RNN is a Supervised Deep Learning used for Time Series Analysis.
Recurrent Neural Networks represent one of the most advanced algorithms that exist in the world of supervised deep learning.

Frontal lobe and RNN
RNNs are like short-term memory. We will learn that they can remember things that just happen in a previous couple of observations and apply that knowledge in the going forward. For humans, short-term memory is one of the functions of the Frontal Lobe.

The idea behind RNN
The idea is that weights have Long Term Memory abbreviated as LTM. For example, in a classical ANN known the weights, and so whatever input, we put into the ANN, it will process it in the same way as it would yesterday. The weights can be located in the Temporal Lobe of a human brain, because the Temporal Lobe is responsible for Long Term Memory LTM.
RNN is like Short Term Memory, because it can remember things that are just happened in the previous couple of observations. The figure below is a representation of RNN.

The circle in blue, that represent the hidden layer, is called the Temporal Loop,and they are connected through time. It is a sort of short term memory, able to remember what was in that neuron just previously. For example, when we have a lot of text, we need to gauge if it is a negative or a positive comment this RNN is called Many to One.
Another example is Google Translator which is a very sophisticated deep learning. For example it is able to adapt the translation based on the gender. For example in english we can say: I am a boy/girl and I love to read. But the translation in Italian for a boy is: Sono un ragazzo e amo leggere. The translation for a girl is instead: Sono una ragazza e amo leggere. This RNN is called Many to Many.
The concept here is that we need the memory of the content in order to solve this translation problem.

Vanishing Gradient
In the gradient descent we have to find the global minimum in order to have an optimal solution. In RNN when the information is traveling through the network there are lots of error to evaluate, and we have to remember that the blue nodes are not just neurons but a complete hidden layer. Now, every single neuron which participate in the calculation of the output should have its weight updated in order to minimize the error. The Weight Recurring Wrec in temporal loop have to be updated many times and they become small.
Now, the point is that when we multiply the weights, our value decreases very quickly, and Wrec become smaller.
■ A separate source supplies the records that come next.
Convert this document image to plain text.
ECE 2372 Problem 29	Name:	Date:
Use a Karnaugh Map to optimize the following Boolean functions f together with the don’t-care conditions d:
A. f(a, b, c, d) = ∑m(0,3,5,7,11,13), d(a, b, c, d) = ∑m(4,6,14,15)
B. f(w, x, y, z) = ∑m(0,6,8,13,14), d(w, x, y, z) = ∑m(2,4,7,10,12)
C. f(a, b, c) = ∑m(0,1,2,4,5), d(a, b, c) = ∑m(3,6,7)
As described by the green arrows at the bottom of the figure, when the gradient goes back through the network the lower the gradient is. The consequence is that the lower the gradient and the slower is the process to update the weights like a domino effect.
The solution is the Long short-Term Memory Network LSTMs.

Long short-Term Memory Network LSTMs
The faster solution to solve Vanishing Gradient is to give a value to the Weight Recurring Wrec a value less than one: Wrec < 1 or Wrec = 1.
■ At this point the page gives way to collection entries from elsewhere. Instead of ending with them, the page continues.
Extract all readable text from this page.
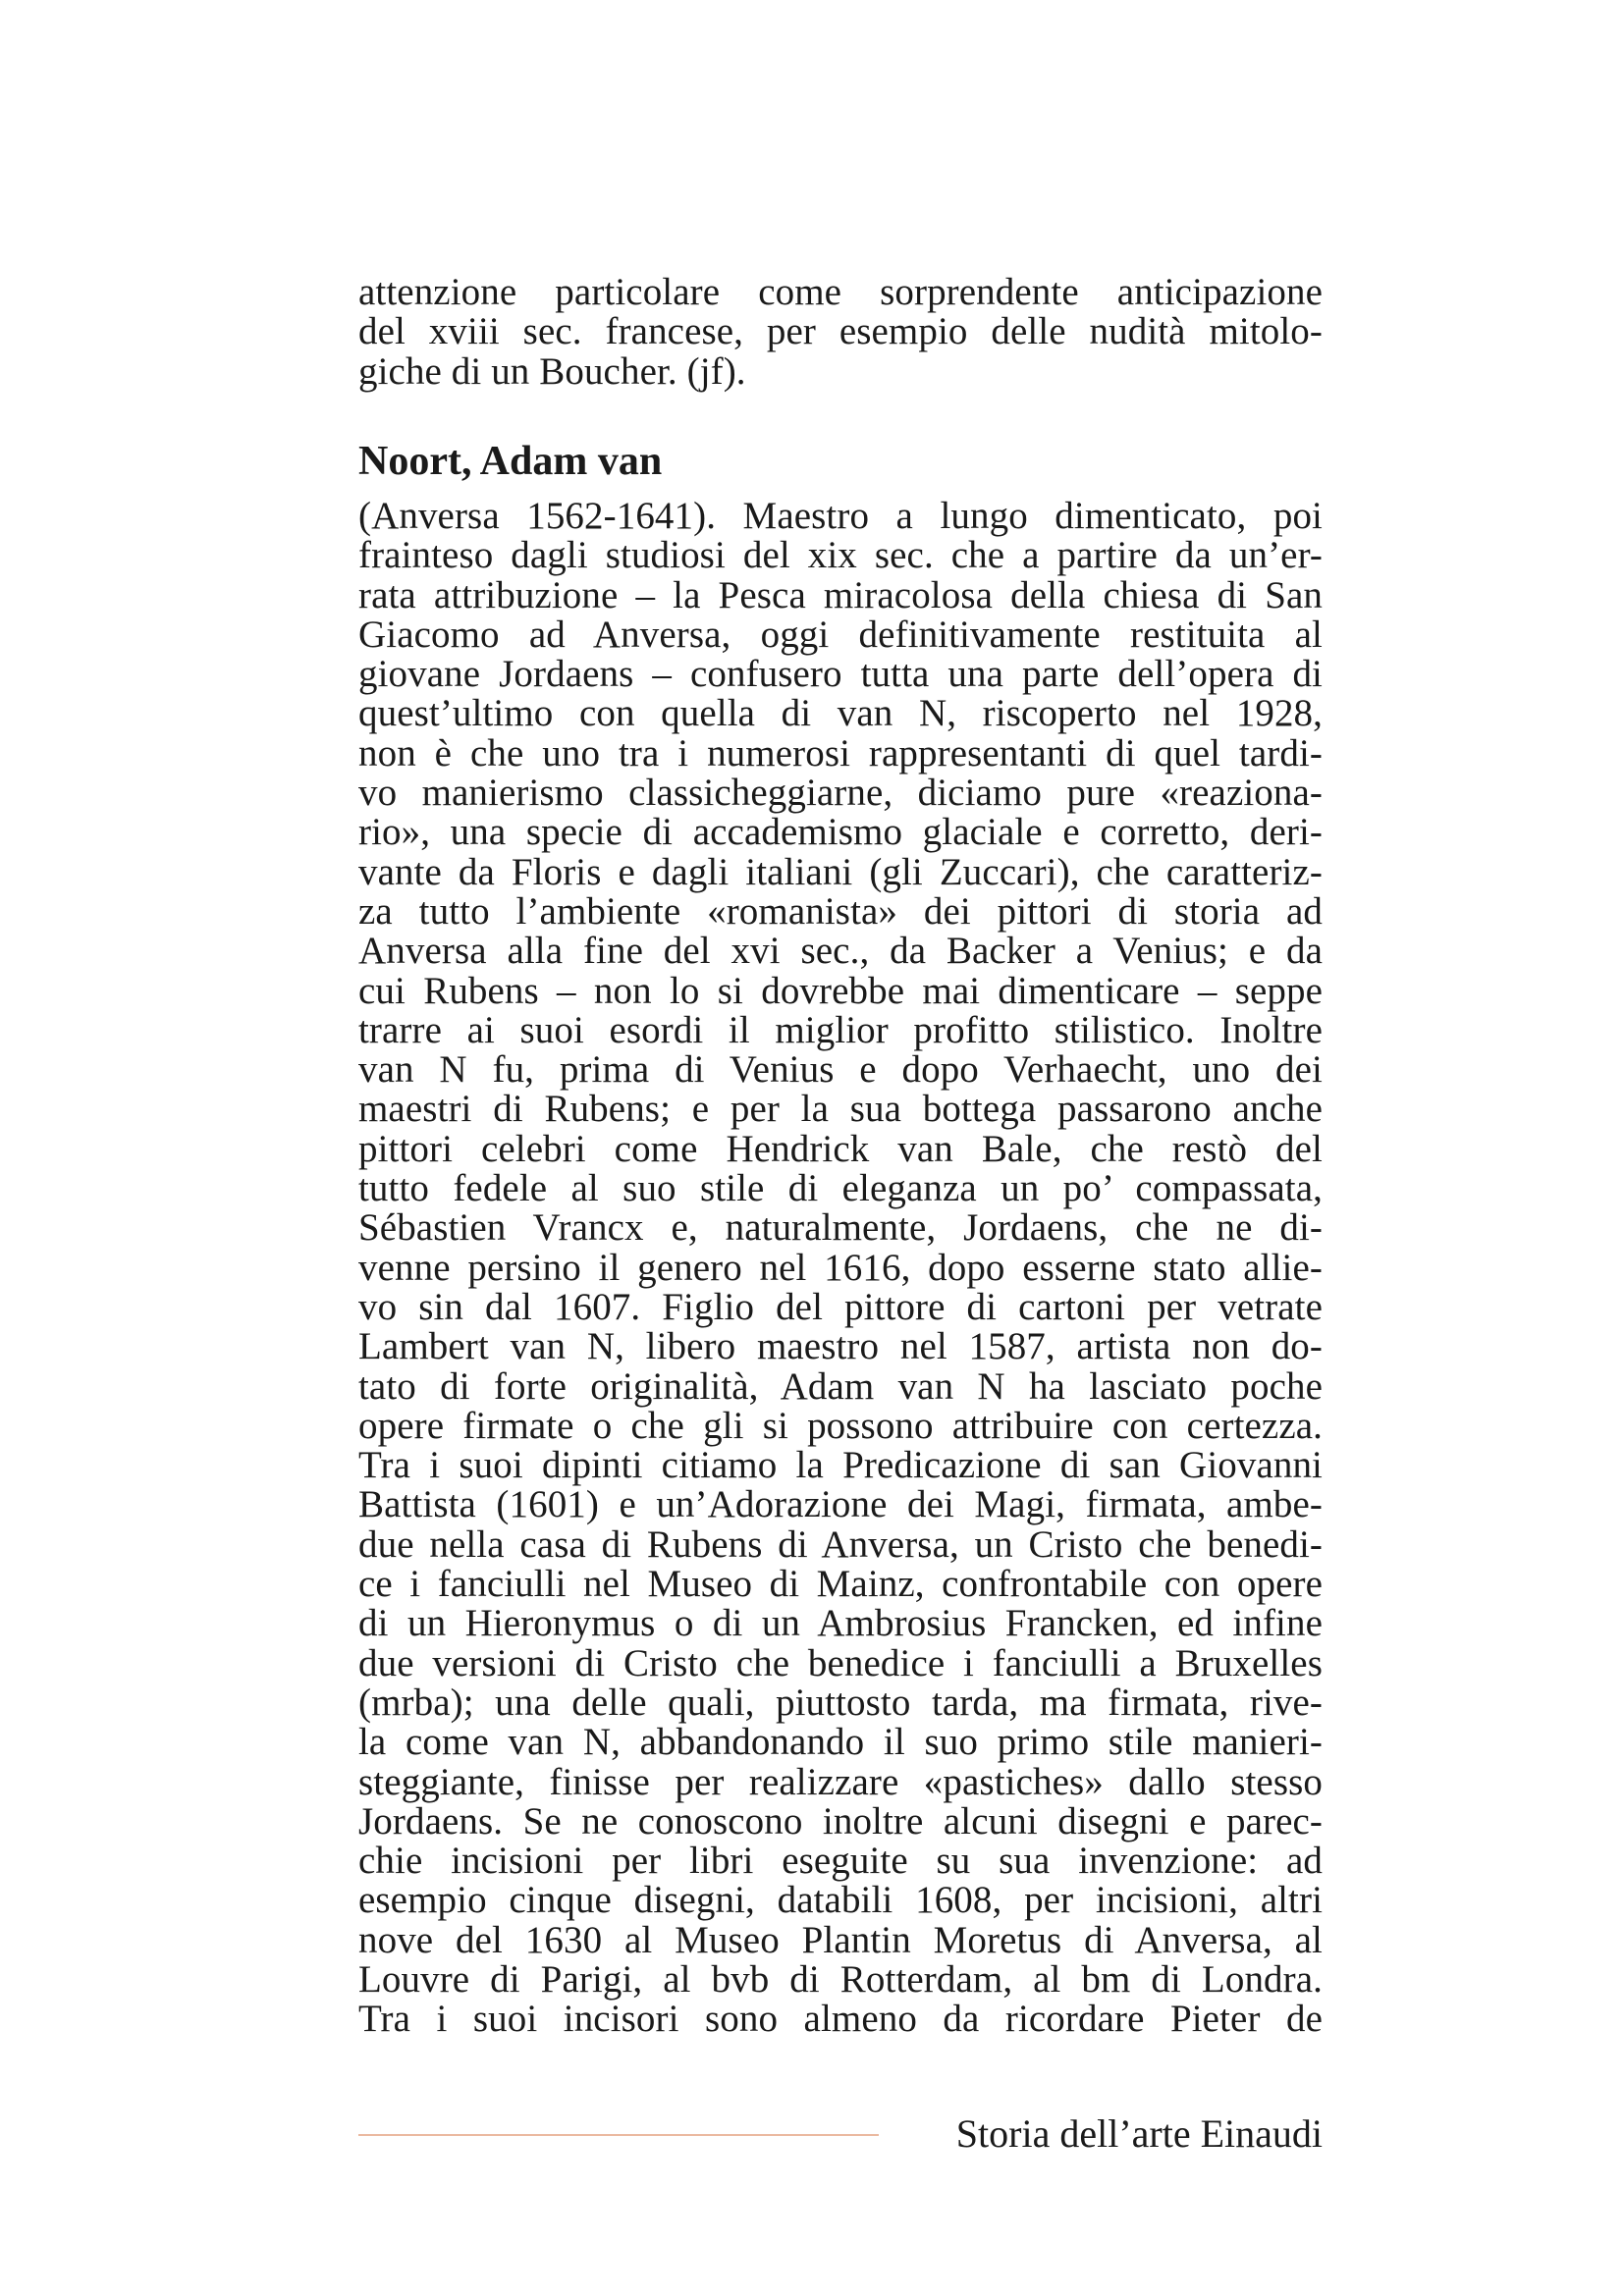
attenzione particolare come sorprendente anticipazione
del xviii sec. francese, per esempio delle nudità mitolo-
giche di un Boucher. (jf).

Noort, Adam van

(Anversa 1562-1641). Maestro a lungo dimenticato, poi
frainteso dagli studiosi del xix sec. che a partire da un’er-
rata attribuzione – la Pesca miracolosa della chiesa di San
Giacomo ad Anversa, oggi definitivamente restituita al
giovane Jordaens – confusero tutta una parte dell’opera di
quest’ultimo con quella di van N, riscoperto nel 1928,
non è che uno tra i numerosi rappresentanti di quel tardi-
vo manierismo classicheggiarne, diciamo pure «reaziona-
rio», una specie di accademismo glaciale e corretto, deri-
vante da Floris e dagli italiani (gli Zuccari), che caratteriz-
za tutto l’ambiente «romanista» dei pittori di storia ad
Anversa alla fine del xvi sec., da Backer a Venius; e da
cui Rubens – non lo si dovrebbe mai dimenticare – seppe
trarre ai suoi esordi il miglior profitto stilistico. Inoltre
van N fu, prima di Venius e dopo Verhaecht, uno dei
maestri di Rubens; e per la sua bottega passarono anche
pittori celebri come Hendrick van Bale, che restò del
tutto fedele al suo stile di eleganza un po’ compassata,
Sébastien Vrancx e, naturalmente, Jordaens, che ne di-
venne persino il genero nel 1616, dopo esserne stato allie-
vo sin dal 1607. Figlio del pittore di cartoni per vetrate
Lambert van N, libero maestro nel 1587, artista non do-
tato di forte originalità, Adam van N ha lasciato poche
opere firmate o che gli si possono attribuire con certezza.
Tra i suoi dipinti citiamo la Predicazione di san Giovanni
Battista (1601) e un’Adorazione dei Magi, firmata, ambe-
due nella casa di Rubens di Anversa, un Cristo che benedi-
ce i fanciulli nel Museo di Mainz, confrontabile con opere
di un Hieronymus o di un Ambrosius Francken, ed infine
due versioni di Cristo che benedice i fanciulli a Bruxelles
(mrba); una delle quali, piuttosto tarda, ma firmata, rive-
la come van N, abbandonando il suo primo stile manieri-
steggiante, finisse per realizzare «pastiches» dallo stesso
Jordaens. Se ne conoscono inoltre alcuni disegni e parec-
chie incisioni per libri eseguite su sua invenzione: ad
esempio cinque disegni, databili 1608, per incisioni, altri
nove del 1630 al Museo Plantin Moretus di Anversa, al
Louvre di Parigi, al bvb di Rotterdam, al bm di Londra.
Tra i suoi incisori sono almeno da ricordare Pieter de

Storia dell’arte Einaudi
The C stand for Memory of the Cell. The h is the output, and the X is the input. Any black line in the schema is a vector. The operators are the x or valve and like in plumbing we can open or close it, and when the valve is open the memory goes freely, and the memory is controlled by the sigmoid function represented by the sigma symbol in the graph above. For example, opening a valve can help to extract the gender in Google Translator. In other words is the best solution to predict text.
The + symbol stands for the T-Shape joint, and it is used to add some additional memory in the flow.
The Hyperbolic Tangent Activation Function for short tanh operator goes between -1 and 1, allowing for increases and decreases in the state.
There are also some variations of the LSTM, for example the so called Gated Recurring Unit or GRUs for short. Here, the C memory cell is completely ignored, and it is replaced by the output h.

Here the new hidden state in the previous hidden state is combined to form a vector. Than is goes through the tanh activation function Hyperbolic Tangent Activation Function. That helps to regulate flowing through the network, and it ensures that values remain between -1 and 1. Thanks to the tanh all the information are maintained, instead using the Sigmoid activation Function we can lose information because small values go close to zero and so they disappear.

In short, Gated Recurrent Units GRUs have what is called an update gate and a reset gate. Using these two vectors, the model refines outputs by controlling the flow of information through the model. Gates are expressed by the Sigmoid Function: 0 = do not update weight, 1 = update weight.